Requirements for Successful GPS Spoofing Attacks

GPS signal travels on the radio waves from the group of 31 satellites. As soon as it’s captured, the satellite signal is decoded into the binary format that a receiving device can understand.

Consequently, GPS signals can be tampered with, as wireless traffic can be intercepted, delayed, modified, relayed, and so on. For the civilian-grade hardware, a GPS-signal simulator — typically needed for testing the receiving devices — can be used to delay, accelerate, or modify the signal arbitrarily.
The military-grade equipment is harder to spoof as it receives only valid GPS-signals. But with the help of broadband transceivers and high-gain directional antennas attackers can delay or boost/diminish the signal received by the military-grade gear.

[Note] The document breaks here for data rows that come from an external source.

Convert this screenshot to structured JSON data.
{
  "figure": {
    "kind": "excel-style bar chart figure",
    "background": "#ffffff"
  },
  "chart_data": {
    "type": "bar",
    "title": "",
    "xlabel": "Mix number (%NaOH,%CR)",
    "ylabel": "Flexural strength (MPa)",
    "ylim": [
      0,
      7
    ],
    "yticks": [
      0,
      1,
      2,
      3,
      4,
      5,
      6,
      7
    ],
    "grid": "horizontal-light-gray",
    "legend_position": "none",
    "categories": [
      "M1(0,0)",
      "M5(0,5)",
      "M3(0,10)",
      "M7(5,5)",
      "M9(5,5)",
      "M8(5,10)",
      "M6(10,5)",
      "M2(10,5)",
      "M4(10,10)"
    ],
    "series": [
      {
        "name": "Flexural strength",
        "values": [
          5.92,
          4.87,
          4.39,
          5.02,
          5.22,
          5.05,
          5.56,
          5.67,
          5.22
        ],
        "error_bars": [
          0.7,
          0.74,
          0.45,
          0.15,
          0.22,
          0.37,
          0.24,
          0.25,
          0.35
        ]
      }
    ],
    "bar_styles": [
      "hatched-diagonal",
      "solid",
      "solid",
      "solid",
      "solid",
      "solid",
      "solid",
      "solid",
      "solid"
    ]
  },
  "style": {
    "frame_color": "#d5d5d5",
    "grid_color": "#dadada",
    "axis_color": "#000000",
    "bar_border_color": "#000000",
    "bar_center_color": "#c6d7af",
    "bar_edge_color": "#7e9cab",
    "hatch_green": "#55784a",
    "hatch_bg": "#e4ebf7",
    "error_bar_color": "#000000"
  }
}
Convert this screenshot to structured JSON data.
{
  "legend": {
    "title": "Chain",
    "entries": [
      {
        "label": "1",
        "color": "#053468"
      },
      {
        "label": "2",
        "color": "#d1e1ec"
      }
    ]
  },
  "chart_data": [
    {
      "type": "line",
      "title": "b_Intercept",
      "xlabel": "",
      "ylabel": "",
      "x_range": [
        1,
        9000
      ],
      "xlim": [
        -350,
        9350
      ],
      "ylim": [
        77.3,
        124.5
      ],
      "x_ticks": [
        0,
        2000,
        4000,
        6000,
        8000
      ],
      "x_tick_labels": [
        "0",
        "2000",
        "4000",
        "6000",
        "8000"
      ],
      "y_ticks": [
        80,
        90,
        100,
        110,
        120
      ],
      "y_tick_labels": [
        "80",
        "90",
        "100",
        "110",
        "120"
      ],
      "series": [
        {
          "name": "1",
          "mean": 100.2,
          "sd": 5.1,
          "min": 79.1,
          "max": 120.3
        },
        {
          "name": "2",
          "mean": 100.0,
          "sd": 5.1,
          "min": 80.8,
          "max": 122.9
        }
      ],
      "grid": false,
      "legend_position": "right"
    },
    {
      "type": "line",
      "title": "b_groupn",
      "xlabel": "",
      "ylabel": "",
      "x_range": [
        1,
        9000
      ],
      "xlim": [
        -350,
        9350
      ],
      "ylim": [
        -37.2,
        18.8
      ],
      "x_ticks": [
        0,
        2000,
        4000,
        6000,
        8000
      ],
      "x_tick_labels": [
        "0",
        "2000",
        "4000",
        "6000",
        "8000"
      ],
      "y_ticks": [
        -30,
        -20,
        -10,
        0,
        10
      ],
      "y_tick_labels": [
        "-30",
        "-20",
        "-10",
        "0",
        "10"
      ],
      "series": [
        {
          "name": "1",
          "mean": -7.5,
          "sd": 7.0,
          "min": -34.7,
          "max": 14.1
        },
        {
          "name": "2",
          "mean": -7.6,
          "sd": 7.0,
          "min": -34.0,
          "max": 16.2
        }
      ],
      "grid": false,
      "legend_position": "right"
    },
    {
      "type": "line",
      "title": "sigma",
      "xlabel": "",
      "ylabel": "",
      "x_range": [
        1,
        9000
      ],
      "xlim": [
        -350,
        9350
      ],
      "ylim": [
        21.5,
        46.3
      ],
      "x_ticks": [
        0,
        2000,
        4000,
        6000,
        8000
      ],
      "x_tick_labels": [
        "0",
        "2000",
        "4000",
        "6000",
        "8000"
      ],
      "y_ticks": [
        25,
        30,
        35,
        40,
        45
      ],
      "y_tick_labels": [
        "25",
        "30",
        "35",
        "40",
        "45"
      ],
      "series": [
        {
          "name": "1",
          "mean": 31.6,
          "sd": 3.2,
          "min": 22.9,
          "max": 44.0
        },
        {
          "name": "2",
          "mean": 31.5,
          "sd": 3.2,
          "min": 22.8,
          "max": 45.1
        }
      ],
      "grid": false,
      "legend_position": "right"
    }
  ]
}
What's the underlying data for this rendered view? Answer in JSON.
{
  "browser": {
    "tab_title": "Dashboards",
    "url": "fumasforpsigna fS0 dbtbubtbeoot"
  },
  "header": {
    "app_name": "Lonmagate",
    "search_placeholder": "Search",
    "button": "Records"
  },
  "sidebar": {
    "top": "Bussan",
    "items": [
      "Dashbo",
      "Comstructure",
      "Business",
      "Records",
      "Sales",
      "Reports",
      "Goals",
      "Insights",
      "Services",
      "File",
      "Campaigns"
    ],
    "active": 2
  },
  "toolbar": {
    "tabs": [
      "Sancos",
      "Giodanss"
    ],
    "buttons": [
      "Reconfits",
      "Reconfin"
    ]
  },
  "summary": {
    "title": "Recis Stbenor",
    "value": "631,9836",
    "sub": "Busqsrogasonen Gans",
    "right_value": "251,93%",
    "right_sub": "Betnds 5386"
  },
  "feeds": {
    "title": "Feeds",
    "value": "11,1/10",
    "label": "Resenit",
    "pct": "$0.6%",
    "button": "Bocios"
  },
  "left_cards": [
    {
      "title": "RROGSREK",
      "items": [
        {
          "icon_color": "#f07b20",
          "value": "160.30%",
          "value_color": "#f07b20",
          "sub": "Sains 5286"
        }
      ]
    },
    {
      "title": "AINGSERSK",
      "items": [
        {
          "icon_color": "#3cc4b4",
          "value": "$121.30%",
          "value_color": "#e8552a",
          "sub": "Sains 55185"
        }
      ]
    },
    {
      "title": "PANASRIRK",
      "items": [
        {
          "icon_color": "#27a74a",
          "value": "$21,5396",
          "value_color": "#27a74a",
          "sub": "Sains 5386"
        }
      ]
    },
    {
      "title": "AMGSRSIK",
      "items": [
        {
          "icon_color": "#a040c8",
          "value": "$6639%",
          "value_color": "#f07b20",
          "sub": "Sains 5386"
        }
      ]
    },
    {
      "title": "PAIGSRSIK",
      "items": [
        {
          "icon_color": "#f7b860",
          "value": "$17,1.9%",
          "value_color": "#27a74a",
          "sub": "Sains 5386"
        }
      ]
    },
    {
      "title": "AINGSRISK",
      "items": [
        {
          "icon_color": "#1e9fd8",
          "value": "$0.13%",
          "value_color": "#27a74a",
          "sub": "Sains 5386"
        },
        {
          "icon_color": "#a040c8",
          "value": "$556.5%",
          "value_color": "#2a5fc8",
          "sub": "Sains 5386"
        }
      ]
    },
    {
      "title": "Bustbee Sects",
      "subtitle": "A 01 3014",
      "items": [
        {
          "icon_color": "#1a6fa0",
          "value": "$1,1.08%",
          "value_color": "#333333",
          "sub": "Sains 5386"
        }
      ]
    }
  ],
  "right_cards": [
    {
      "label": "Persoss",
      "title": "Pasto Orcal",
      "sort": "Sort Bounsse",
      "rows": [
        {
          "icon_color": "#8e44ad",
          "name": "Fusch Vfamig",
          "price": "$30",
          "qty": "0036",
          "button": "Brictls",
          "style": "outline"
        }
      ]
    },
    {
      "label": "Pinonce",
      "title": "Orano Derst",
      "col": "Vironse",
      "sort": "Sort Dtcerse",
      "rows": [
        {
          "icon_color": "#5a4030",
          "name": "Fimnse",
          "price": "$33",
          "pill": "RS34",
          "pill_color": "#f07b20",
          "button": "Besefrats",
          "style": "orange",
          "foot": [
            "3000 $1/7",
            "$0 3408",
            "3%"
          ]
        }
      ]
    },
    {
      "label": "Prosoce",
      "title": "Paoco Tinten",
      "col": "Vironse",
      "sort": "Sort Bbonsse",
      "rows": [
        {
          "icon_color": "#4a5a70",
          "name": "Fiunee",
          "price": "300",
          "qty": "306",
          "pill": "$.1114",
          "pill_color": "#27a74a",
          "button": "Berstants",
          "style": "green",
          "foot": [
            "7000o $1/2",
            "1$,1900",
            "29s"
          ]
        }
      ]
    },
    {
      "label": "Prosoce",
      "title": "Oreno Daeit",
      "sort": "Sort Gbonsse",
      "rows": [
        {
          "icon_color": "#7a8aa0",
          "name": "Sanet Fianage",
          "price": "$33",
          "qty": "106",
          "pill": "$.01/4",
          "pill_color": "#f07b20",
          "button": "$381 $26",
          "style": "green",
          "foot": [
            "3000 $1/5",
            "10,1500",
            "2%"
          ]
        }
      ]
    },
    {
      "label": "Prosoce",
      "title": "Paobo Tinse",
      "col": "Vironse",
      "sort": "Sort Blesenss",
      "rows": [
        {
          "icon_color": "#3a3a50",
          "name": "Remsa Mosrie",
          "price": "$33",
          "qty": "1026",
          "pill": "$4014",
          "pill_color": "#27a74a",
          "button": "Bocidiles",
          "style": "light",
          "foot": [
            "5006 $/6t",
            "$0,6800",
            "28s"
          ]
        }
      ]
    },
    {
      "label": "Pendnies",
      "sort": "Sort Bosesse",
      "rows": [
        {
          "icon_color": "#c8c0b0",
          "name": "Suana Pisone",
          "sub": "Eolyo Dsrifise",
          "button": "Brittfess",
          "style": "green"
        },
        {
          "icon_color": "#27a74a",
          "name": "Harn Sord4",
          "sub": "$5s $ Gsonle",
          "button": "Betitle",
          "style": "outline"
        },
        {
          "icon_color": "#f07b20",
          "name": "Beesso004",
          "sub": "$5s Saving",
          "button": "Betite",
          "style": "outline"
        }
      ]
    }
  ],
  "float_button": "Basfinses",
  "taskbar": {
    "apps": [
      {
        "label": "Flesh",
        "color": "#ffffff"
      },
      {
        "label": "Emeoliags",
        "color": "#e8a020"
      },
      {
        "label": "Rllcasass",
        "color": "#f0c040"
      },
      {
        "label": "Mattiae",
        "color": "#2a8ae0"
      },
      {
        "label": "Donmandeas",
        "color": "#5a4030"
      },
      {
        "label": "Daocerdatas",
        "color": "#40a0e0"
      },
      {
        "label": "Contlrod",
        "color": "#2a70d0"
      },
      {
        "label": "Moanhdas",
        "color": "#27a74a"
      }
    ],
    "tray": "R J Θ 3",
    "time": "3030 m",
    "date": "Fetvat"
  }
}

Countermeasures for Preventing GPS-Spoofing Attacks
There are a number of methods that can prevent GPS-signal tampering.
- General Advices for Preventing GPS-Spoofing Attacks
Monitoring the overall strength of the GPS signal is one of the preventive techniques: in case it exceeds the expected signal’s strength manifold, it might indicate a spoofing attack. Other approaches include checking the strength of each separate satellite signal, time intervals between incoming signals, identification codes of the satellites, etc.
- General Methods for Preventing GPS-Spoofing Attacks

Among the preventive methods experts outline spatial correlation analysis based on the geometric distribution of a horizontal array of GPS antenna-receivers and the geometric configuration of visible navigation satellites, spoofing detection based on the geometry of a group of vehicles or vessels, plausibility confirmation of GPS signal localization, LiDAR and GPS integration enhanced with the factor graph-based state estimation framework for Chimera system that analyzes the GPS factor residuals, and others.

- Antennas and Receivers for Preventing GPS-Spoofing Attacks
A solution dubbed SPREE is claimed to be a spoofing-immune GPS receiver. It’s based on the Auxiliary Peak Tracking approach that allocates multiple channels to a single GPS satellite in order to receive both strong and weak signal correlations.

- Using Software-Defined Radio for Preventing GPS-Spoofing Attacks
Software-based solutions focus on analyzing stages of a GPS receiver on the RF chain, providing cryptographic encryption of the satellite signal, monitoring correlation of the signals coming from a group of satellites, checking the angle-of-arrival and radio spectrum characteristics, and so on.

- GPS-Spoofing Attack Detection Using Neural Networks
It is suggested to use a Multilayer Perceptron neural network (MLP) to prevent GPS attacks on power grids. The method employs the phasor measurement units (PMU) data, which flows into a decision block component that is capable of accurately locating GPS spoofing within the system.
- Fingerprinting of GPS Satellites

Another method suggests that authentic GPS-signals should be protected with fingerprinting — a set of unique technical or other features that can be traced back to a certain satellite. The method is centered around the analysis of multivariate normal distribution, segmentation of GPS data, time complexity, and so on. What’s notable, a malicious actor cannot achieve perfect carrier-phase alignment while spoofing the signal.
- Infrastructure-Enabled GPS Spoofing Detection
The core idea of the proposal is the infrastructure-enabled defense (IED) of the GPS data. It’s based on the usage of the roadside GPS receiving units together with a detector that employs the Isolation Forest technique to detect anomalies in the GPS signal.